My life has completely flipped. Don't get me wrong, I still wanna be a mom to children on earth someday, but wow do I love working.
I love waking up knowing I have a purpose each day.
I love driving into work with coffee in my hand, walking downtown to our office.
I love helping others at my new job.
I love working with actual ADULTS.
Yes of course I loved being a nanny and miss it some days, but if I hear Cocoa Melon one more time I think I might explode.
Which brings me to this post.
Two years ago, after losing baby girl (loss #2), I remember sitting on the toilet, watching the blood of my pregnancy leave my body, saying
I can't believe this is my life
(as depressing as that sounds). But it's true. I couldn't believe I was going through another loss after everything that has happened with Isaiah.
I couldn't believe we were that couple that was struggling to get pregnant.
I couldn't believe I didn't have children yet.
But just the other day, as we were finishing up our weekly Zoom meeting at work, with a smile on my face, I thought to myself
I can't believe this is my life.
I can't believe I am thriving at a job I never thought I'd have.
I can't believe my marriage is better than ever even after everything we have been through.
I can't believe I am feeling fulfilled even without children by my side.
I can't believe I'm happy.
Like genuinely happy.
After each loss, I always worried I wouldn't be happy in life without children. I always thought I was meant to be a mom currently where I'm at in life.
Maybe I was wrong.
Maybe I am meant to be a working mom. Maybe I needed to find my dream job before becoming a mom.

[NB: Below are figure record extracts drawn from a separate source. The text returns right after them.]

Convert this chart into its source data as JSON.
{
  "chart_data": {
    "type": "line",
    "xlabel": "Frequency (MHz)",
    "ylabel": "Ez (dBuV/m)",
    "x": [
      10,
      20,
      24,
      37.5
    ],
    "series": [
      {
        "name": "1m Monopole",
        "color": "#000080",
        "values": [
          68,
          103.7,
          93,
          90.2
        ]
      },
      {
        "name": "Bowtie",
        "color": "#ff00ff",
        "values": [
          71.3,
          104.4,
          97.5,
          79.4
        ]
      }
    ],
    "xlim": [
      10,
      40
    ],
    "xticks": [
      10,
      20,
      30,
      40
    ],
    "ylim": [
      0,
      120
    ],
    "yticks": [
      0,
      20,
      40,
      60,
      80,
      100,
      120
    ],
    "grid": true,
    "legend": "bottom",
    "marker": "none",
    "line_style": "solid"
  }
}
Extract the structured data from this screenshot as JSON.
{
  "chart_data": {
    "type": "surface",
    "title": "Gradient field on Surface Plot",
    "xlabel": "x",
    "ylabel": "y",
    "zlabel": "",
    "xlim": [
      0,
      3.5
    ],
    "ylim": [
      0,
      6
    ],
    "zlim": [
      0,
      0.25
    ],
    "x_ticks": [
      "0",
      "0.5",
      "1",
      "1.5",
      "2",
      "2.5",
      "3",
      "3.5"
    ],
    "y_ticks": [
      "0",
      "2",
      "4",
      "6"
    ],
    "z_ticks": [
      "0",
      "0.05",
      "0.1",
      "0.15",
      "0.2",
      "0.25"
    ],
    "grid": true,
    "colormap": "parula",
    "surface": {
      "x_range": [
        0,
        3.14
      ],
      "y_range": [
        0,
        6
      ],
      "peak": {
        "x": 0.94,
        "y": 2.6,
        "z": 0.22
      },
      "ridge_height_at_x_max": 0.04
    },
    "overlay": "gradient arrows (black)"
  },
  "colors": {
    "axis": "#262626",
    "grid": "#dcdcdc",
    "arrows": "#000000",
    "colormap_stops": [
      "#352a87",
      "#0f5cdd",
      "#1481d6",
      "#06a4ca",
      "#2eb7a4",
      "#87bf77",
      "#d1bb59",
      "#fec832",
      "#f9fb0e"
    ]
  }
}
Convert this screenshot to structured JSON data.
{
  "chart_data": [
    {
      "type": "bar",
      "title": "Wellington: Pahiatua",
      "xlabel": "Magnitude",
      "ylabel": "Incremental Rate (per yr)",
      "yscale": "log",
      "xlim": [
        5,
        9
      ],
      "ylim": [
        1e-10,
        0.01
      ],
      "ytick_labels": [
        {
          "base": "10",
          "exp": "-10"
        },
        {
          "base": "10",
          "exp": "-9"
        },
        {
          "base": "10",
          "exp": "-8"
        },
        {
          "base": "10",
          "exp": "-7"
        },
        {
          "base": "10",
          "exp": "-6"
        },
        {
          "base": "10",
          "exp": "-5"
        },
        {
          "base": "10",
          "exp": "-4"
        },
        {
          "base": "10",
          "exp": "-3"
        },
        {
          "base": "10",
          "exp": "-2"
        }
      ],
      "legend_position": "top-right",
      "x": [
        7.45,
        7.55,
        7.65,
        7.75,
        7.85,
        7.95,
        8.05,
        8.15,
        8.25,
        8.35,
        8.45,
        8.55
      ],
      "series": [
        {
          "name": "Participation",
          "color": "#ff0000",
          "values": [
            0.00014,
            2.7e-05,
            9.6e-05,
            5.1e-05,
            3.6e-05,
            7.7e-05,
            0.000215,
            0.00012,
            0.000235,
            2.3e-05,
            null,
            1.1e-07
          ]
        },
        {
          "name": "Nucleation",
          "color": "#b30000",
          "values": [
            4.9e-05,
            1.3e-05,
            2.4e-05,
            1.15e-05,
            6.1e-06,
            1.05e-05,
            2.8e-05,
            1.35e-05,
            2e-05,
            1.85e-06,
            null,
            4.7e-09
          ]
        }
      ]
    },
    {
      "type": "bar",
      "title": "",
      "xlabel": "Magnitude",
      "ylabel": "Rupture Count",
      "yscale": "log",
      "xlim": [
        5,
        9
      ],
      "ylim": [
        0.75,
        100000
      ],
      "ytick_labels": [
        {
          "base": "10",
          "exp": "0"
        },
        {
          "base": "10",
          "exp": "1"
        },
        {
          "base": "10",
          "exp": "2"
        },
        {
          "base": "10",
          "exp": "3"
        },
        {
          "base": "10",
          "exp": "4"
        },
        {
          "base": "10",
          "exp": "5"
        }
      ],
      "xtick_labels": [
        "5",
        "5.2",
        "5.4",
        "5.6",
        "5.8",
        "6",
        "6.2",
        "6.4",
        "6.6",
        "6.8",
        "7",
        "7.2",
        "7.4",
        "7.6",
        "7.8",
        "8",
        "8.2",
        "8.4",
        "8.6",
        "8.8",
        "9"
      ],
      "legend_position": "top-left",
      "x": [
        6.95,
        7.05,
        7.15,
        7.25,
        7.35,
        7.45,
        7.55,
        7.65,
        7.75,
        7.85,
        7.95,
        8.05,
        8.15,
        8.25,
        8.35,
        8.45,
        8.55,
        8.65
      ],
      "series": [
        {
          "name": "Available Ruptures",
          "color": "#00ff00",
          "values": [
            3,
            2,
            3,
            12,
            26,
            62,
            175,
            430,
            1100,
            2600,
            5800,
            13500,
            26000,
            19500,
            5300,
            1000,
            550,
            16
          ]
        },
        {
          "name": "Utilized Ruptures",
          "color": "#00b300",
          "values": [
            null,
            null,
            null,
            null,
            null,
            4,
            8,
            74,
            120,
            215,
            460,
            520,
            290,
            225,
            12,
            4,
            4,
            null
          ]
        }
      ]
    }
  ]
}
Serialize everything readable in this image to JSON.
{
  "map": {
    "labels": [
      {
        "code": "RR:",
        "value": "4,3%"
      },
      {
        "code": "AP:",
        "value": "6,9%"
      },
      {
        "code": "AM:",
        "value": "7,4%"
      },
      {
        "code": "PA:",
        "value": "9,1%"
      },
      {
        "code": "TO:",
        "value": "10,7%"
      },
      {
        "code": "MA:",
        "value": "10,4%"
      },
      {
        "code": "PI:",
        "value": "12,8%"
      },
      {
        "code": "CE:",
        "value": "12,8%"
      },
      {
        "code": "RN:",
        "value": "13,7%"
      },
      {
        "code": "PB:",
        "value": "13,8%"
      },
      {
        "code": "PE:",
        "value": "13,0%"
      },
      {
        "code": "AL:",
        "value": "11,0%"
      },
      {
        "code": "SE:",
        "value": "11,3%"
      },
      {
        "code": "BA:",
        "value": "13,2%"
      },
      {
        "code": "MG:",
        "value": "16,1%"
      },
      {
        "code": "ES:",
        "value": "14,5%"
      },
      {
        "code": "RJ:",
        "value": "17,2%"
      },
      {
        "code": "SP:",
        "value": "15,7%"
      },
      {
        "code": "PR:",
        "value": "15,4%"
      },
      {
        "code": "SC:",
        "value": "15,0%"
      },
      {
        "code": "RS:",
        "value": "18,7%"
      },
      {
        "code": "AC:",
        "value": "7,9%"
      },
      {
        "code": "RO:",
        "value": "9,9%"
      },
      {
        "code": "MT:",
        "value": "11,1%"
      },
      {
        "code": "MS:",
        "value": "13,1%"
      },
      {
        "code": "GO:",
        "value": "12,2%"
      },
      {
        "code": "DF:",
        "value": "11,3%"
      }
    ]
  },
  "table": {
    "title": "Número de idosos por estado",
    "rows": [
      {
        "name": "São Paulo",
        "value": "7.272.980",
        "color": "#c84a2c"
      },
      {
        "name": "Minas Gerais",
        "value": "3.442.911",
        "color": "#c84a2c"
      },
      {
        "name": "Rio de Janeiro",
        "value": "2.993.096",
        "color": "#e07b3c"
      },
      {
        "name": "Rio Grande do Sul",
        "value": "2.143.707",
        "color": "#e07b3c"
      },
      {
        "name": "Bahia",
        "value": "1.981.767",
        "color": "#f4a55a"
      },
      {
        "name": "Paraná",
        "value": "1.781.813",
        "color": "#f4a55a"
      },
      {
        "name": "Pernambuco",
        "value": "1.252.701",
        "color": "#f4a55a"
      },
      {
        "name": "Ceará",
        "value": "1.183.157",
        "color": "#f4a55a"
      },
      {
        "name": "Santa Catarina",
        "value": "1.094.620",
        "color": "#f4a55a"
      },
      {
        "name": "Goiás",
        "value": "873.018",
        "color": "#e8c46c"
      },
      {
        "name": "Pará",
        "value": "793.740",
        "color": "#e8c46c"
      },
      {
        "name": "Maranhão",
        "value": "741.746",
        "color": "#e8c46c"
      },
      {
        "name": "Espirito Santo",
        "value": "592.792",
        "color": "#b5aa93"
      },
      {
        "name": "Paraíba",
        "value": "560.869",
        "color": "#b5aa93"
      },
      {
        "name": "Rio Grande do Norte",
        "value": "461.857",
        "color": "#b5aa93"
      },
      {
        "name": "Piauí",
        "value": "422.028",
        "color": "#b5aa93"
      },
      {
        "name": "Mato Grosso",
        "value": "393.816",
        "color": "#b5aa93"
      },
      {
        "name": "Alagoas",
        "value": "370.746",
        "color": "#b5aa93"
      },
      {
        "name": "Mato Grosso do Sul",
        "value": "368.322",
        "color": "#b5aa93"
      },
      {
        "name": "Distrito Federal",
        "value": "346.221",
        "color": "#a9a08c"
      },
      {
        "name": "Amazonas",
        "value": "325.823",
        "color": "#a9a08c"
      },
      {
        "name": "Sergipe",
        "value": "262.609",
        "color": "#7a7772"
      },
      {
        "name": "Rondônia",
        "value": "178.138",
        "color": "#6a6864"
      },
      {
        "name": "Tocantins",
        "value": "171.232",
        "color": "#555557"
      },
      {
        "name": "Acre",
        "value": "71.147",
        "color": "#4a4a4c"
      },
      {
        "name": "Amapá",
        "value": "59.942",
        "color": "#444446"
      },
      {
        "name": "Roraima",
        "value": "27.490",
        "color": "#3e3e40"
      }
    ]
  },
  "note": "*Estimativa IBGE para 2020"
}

What I'm trying to get at is life is all about perspective.
Who knows what my life will look like two years from now...I'm just excited to find out.
baby dust,
s.
What you've gone through, yes the hard stuff, the pain, has made you a stronger woman. A woman who will be much better prepared to be a mother when that time comes. As I read your recent post, I kept saying "wow, wow, wow!" So proud of you. And so happy YOU made this dream job happen - just you!❤️
Life becomes so much richer and fuller when you find your place, your purpose, and your passion. Happy and PROUD of you!